Install OpenShift 4 on OpenStack

Steps to install an OpenShift 4 cluster on Red Hat OpenStack.

These steps follow the Installing a cluster on OpenStack docs to set up an installer provisioned installation (IPI).

This how-to guide is an early draft. So far, we’ve setup only one cluster using the instructions in this guide.

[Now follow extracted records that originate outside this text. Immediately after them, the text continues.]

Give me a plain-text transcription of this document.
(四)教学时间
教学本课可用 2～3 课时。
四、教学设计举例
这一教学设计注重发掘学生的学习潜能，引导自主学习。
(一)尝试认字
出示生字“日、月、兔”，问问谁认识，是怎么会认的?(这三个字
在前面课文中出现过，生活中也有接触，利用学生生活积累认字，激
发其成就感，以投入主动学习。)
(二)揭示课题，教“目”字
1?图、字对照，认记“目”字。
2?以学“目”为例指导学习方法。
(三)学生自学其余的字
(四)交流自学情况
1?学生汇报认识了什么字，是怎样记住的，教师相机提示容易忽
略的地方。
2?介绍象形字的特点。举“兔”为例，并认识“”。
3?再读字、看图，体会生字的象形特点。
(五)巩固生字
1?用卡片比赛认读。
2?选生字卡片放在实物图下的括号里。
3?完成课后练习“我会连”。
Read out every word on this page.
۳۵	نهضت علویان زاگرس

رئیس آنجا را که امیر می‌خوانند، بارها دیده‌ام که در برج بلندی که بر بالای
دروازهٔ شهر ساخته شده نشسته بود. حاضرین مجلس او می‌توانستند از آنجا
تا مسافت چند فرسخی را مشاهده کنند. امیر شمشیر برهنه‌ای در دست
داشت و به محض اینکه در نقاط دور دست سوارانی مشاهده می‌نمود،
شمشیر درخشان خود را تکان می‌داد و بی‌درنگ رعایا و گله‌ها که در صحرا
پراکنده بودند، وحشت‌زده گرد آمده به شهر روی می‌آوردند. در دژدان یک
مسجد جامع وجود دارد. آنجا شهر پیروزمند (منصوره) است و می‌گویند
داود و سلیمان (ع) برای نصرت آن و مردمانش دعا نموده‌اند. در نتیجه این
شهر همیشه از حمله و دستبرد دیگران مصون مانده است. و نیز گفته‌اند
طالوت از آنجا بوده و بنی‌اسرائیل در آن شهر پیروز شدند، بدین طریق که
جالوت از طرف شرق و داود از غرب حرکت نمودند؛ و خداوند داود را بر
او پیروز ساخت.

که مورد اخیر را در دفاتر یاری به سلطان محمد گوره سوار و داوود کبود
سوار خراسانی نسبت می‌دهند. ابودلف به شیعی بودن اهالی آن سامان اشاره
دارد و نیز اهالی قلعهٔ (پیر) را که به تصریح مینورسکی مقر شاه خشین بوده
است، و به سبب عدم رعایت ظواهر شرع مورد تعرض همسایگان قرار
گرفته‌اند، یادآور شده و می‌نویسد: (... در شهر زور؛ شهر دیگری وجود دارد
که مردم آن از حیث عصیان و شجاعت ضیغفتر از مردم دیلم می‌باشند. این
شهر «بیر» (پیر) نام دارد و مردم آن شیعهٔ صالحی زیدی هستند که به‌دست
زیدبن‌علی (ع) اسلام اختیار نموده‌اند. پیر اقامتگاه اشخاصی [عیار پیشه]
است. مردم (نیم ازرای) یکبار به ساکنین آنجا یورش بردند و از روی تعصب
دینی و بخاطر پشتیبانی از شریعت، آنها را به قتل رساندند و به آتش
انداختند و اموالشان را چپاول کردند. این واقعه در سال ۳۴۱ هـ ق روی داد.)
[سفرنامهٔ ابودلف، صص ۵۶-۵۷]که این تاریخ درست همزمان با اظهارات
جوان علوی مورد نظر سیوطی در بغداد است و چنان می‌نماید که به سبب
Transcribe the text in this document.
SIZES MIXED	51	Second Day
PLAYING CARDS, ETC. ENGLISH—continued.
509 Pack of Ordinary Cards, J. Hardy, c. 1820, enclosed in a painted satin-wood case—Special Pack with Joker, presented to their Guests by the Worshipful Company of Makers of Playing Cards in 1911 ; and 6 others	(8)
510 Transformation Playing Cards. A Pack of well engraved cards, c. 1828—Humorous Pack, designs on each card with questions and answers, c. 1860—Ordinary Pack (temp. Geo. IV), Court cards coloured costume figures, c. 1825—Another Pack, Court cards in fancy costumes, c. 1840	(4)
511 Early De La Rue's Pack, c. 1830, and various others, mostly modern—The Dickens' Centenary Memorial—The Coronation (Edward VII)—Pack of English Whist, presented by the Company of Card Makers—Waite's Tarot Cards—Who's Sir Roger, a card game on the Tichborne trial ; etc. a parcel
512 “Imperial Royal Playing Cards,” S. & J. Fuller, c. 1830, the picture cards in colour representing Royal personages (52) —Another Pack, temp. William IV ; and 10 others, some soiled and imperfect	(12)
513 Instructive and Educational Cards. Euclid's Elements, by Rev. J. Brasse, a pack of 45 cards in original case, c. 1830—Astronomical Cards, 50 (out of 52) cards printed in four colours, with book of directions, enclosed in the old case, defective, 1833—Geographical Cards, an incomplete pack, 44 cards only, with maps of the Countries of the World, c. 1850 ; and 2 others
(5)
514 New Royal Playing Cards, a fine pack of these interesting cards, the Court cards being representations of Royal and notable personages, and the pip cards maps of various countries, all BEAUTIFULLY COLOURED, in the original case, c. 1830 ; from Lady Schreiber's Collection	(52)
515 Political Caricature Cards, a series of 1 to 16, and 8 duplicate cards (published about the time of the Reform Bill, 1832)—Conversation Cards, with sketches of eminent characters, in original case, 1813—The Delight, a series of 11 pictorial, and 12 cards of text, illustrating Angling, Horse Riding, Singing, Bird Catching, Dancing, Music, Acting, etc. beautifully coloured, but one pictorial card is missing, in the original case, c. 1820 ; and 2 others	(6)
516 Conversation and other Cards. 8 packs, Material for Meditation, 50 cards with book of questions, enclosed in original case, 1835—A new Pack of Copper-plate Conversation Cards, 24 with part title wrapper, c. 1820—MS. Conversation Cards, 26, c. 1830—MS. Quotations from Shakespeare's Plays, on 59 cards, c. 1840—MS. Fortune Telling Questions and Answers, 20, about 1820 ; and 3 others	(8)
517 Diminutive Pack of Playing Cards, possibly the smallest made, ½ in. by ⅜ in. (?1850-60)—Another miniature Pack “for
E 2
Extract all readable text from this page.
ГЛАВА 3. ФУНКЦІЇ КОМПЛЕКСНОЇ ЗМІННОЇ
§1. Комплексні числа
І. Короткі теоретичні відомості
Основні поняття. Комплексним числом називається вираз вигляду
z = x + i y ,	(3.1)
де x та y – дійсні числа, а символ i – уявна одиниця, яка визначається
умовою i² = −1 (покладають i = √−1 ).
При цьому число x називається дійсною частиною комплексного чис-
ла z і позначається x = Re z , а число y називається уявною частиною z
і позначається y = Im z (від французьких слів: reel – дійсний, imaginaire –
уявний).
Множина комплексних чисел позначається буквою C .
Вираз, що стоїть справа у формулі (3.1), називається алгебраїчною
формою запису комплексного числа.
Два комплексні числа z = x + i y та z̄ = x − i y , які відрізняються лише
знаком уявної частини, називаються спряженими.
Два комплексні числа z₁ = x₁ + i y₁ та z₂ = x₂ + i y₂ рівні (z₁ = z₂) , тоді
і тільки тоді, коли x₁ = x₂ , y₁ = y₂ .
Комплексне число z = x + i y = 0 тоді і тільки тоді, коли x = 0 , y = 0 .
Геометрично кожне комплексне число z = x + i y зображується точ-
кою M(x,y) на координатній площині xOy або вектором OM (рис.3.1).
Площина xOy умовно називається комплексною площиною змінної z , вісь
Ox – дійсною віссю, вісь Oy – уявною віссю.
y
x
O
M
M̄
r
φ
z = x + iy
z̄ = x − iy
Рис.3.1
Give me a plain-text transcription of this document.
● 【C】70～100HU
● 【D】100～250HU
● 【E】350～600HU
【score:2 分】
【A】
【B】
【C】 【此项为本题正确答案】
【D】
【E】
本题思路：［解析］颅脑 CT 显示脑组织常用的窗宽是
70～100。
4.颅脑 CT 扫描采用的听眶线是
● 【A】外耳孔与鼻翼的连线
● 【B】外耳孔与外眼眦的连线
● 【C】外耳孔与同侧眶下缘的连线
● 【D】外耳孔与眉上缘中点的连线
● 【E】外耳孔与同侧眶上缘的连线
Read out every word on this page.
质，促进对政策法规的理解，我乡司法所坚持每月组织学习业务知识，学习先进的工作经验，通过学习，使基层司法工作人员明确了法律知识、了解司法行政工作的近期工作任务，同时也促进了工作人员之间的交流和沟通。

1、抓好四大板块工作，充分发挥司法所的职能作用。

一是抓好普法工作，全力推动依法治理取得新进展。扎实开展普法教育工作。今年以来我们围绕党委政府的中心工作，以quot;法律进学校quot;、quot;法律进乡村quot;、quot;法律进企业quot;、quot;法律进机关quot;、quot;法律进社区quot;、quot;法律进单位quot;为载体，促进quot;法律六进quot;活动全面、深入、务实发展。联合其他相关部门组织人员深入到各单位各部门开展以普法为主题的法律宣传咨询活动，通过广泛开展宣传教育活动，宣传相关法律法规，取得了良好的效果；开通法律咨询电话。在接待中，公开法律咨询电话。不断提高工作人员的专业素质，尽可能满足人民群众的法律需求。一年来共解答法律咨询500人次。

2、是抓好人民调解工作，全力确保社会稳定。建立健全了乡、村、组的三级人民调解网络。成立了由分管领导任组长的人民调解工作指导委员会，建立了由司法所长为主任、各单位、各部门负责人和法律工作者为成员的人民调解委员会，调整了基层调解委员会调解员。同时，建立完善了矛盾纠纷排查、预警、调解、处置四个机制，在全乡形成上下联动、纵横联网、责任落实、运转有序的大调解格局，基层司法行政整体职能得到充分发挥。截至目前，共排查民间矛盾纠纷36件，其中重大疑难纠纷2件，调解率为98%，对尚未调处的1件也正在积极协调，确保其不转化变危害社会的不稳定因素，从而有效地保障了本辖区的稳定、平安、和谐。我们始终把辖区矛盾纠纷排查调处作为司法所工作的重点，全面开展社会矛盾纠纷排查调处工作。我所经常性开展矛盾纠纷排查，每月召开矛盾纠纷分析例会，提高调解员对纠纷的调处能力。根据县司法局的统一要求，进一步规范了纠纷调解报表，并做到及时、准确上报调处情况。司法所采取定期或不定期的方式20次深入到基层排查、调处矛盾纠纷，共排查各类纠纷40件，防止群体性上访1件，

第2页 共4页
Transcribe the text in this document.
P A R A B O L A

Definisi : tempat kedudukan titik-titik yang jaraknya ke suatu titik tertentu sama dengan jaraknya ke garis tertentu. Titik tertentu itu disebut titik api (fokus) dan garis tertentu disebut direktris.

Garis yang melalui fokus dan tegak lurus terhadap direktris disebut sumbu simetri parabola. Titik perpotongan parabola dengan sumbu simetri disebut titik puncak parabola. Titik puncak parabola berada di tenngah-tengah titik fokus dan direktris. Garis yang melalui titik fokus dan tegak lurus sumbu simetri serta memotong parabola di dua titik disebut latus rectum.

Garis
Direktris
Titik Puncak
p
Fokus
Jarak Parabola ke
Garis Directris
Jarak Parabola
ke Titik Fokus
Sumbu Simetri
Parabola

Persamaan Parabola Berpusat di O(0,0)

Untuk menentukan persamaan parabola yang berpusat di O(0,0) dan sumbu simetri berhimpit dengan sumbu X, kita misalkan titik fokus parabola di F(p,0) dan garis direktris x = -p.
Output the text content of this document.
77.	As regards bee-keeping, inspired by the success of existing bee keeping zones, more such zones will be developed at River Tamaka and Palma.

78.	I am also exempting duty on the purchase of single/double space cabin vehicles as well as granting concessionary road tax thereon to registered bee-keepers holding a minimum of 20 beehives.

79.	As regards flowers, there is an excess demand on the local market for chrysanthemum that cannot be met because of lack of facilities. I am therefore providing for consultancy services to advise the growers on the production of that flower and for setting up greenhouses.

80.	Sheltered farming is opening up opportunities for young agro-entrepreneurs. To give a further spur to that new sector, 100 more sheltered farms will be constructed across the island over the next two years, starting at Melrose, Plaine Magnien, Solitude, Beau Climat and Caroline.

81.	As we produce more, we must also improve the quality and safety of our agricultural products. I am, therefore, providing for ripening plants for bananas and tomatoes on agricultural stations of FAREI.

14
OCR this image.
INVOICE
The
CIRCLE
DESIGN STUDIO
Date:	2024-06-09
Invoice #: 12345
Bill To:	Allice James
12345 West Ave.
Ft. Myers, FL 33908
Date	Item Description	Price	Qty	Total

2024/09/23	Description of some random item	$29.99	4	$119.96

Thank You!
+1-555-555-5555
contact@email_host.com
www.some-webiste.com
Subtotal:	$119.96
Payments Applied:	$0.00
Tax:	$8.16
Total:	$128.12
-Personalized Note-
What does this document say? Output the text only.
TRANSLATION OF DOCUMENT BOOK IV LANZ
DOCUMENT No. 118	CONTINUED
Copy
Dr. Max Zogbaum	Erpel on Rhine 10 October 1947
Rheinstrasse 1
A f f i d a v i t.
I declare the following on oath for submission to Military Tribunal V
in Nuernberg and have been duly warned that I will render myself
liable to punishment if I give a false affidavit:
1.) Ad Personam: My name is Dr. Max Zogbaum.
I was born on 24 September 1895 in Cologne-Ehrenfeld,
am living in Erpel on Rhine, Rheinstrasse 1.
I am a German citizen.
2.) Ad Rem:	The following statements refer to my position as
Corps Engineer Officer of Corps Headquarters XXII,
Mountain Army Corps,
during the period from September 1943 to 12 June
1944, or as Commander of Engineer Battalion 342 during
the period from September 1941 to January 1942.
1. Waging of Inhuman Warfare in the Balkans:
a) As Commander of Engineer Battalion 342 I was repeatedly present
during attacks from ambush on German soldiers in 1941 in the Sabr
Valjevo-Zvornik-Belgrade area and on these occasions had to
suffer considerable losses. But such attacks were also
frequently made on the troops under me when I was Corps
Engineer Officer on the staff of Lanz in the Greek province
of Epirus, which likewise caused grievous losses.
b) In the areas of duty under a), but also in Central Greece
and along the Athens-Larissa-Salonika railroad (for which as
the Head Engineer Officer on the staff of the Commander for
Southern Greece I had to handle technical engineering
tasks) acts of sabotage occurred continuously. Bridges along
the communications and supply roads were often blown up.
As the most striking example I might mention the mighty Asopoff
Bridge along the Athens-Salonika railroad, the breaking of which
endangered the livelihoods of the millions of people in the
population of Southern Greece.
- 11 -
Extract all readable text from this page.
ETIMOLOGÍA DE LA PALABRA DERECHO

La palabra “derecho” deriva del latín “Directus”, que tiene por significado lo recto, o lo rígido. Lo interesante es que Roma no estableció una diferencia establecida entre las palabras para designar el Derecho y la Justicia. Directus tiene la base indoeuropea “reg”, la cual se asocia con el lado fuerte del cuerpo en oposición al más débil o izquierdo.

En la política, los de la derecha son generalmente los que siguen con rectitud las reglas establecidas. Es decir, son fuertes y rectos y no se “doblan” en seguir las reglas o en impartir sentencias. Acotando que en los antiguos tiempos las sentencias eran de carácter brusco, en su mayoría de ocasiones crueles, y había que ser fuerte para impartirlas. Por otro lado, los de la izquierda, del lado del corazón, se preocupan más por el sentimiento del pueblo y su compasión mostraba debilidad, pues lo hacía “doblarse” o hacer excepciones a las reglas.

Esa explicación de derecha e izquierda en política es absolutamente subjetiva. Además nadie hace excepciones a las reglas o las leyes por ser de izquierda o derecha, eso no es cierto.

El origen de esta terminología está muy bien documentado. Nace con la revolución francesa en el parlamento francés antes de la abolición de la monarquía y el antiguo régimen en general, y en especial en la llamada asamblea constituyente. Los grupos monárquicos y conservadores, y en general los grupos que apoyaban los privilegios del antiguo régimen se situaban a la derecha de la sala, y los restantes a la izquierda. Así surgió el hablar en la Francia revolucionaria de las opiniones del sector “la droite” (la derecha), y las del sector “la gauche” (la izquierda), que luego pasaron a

The certificates created during bootstrap are only valid for 24h. So make sure you complete these steps within 24h.

Starting situation

  • You already have a Project Syn Tenant and its Git repository

  • You have a CCSP Red Hat login and are logged into Red Hat Openshift Cluster Manager

    Don’t use your personal account to login to the cluster manager for installation.
  • You want to register a new cluster in Lieutenant and are about to install Openshift 4 on OpenStack

Prerequisites

  • jq

  • yq yq YAML processor (version 4 or higher - use the go version by mikefarah, not the jq wrapper by kislyuk)

  • openshift-install (direct download: linux, macOS)

  • oc (direct download: linux, macOS)

  • kubectl

  • vault Vault CLI

  • curl

  • gzip

  • docker

  • unzip

  • openstack CLI

    The OpenStack CLI is available as a Python package.

    Ubuntu/Debian
    sudo apt install python3-openstackclient
    Arch
    sudo yay -S python-openstackclient
    MacOS
    brew install openstackclient

    Optionally, you can also install additional CLIs for object storage (swift) and images (glance).

Cluster Installation

Register the new OpenShift 4 cluster in Lieutenant.

Lieutenant API endpoint

Use the following endpoint for Lieutenant:

Set cluster facts

For customer clusters, set the following cluster facts in Lieutenant:

  • access_policy: Access-Policy of the cluster, such as regular or swissonly

  • service_level: Name of the service level agreement for this cluster, such as guaranteed-availability

  • sales_order: Name of the sales order to which the cluster is billed, such as S10000

  • release_channel: Name of the syn component release channel to use, such as stable

Set up LDAP service

  1. Create an LDAP service

    Use control.vshn.net/vshn/services/_create to create a service. The name must contain the customer and the cluster name. And then put the LDAP service ID in the following variable:

    export LDAP_ID="Your_LDAP_ID_here"
    export LDAP_PASSWORD="Your_LDAP_pw_here"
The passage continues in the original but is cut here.